Un détachement progressif : la dérive corso-sarde
La Sardaigne et la Corse, éloignées l’une de l’autre d’une vingtaine de kilomètres à hauteur des Bouches de Bonifacio, ont un passé commun. À l’origine, elles étaient effectivement soudées, et ne sont séparées que depuis deux millions d’années.
Et, encore auparavant (il y a 30 millions d’années), elles étaient rattachées à l’actuelle Côte d’Azur : la Corse se trouvait à hauteur du massif de l’Estérel, et la Sardaigne à partir des Bouches-du-Rhône.
Ce détachement progressif (une rotation de l’ordre de 30 à 45°) a pour nom la dérive corso-sarde.
Les falaises de trachyte de l’île de San Pietro
Les falaises de la Mezzaluna, sur l’île de San Pietro, à la pointe sud-ouest de la Sardaigne, gardent dans leur mémoire « géologique » cette histoire multiséculaire.
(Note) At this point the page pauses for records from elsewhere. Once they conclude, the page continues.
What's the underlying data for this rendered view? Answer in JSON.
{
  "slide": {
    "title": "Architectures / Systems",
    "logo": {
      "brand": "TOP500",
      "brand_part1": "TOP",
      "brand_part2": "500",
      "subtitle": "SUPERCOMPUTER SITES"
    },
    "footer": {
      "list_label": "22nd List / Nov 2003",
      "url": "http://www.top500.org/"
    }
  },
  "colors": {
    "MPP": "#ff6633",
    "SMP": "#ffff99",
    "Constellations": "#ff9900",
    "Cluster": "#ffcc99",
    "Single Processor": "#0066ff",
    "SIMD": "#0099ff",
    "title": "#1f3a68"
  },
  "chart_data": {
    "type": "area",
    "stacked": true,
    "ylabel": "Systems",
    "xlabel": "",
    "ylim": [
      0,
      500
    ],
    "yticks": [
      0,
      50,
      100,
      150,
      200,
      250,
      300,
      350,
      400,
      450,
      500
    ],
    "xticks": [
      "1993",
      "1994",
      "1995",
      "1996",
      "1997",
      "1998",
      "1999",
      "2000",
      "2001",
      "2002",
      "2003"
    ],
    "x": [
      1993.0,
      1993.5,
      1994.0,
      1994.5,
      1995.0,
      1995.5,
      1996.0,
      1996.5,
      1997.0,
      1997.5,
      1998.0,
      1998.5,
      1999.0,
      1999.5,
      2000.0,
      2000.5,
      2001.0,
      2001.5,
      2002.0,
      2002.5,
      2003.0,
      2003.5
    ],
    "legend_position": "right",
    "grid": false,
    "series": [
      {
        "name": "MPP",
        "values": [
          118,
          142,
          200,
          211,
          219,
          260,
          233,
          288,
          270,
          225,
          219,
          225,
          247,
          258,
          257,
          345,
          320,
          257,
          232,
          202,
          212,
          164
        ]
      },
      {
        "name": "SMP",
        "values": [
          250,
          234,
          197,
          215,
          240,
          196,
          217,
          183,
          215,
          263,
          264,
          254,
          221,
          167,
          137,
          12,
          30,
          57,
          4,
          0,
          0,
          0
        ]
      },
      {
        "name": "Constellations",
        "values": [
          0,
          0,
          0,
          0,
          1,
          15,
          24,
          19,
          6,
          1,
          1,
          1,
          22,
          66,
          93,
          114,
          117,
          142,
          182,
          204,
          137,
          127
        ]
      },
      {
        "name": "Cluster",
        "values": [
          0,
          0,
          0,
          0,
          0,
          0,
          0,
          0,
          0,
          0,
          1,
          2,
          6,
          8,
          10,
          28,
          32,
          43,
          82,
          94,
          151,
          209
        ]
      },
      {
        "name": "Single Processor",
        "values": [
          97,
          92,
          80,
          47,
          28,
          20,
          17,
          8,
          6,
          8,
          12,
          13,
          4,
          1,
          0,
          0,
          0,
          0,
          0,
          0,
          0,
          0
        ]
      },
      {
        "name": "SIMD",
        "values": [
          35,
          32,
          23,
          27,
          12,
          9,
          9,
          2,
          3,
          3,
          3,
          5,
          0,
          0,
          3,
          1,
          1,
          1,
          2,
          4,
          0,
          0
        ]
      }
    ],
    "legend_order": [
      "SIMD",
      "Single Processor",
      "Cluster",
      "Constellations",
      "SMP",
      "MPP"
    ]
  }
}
Ainsi, à Capo Sandalo (tiens, encore la « sandale » sarde…), les côtes sont constituées de roches de trachyte grises, une roche explosive volcanique (roches basaltiques qui proviennent des chambres magmatiques des volcans). Une fois en éruption, les trachytes forment des laves très visqueuses, qui finissent par se solidifier au contact de l’eau et de l’air. Ce trachyte contient des cristaux d’oxyde de fer, la magnétite, qui a pour particularité d’enregistrer le champ magnétique terrestre. Cette magnétite, une fois analysée, restitue la position initiale des roches.
Or cette magnétite prélevée à San Pietro (la même que celle prélevée en Corse) fait référence à la même orientation que les roches de Provence.
La bière Ichnusa
En 1912, Amsicora Capra, entrepreneur dans la viticulture, se diversifie en rachetant la première brasserie sarde, déjà nommée Ichnusa, créée l’année précédente par Giovanni Giorgetti. C’est le début d’une aventure qui perdure, même si la brasserie a depuis été rachetée (en 1986) par la multinationale Heineken. Deux usines, à Cagliari et Assemini, assurent une production annuelle de plusieurs centaines de milliers d’hectolitres.
Immédiatement reconnaissable par son étiquette représentant le drapeau sarde et ses quatre Maures, la bière Ichnusa – communément qualifiée de « bière des Sardes » – est aujourd’hui déclinée en plusieurs variantes, plus ou moins alcoolisées mais toutes plutôt amères. Sa commercialisation ne dépasse guère la Sardaigne et la péninsule italienne.
Pour son centenaire, en 2012, une variante sans pasteurisation a été commercialisée : la birra Ichnusa cruda.
Les bières non pasteurisées :
La pasteurisation consiste à traiter les contenants (canettes ou bouteilles) avec une eau très chaude afin d’éliminer les bactéries. Ce procédé permet de prolonger la durée de conservation (utile en cas d’exportation), mais elle rend les bières plus fades.
Dans les bières non pasteurisées, ce sont les levures ajoutées qui permettent d’éliminer les bactéries, la fermentation continuant après la mise en bouteille. Les sédiments se déposent dans le fond, ce qui donne au liquide son aspect un peu trouble, mais donnent aussi plus de goût. Plus saines, ces bières doiventen revanche être consommées dans les deux mois après le brassage.
Mais aussi... :
On trouve encore la dénomination Cadossène dans quelques occurrence (orchestre, festival, entreprise de formation et coaching à Cagliari…).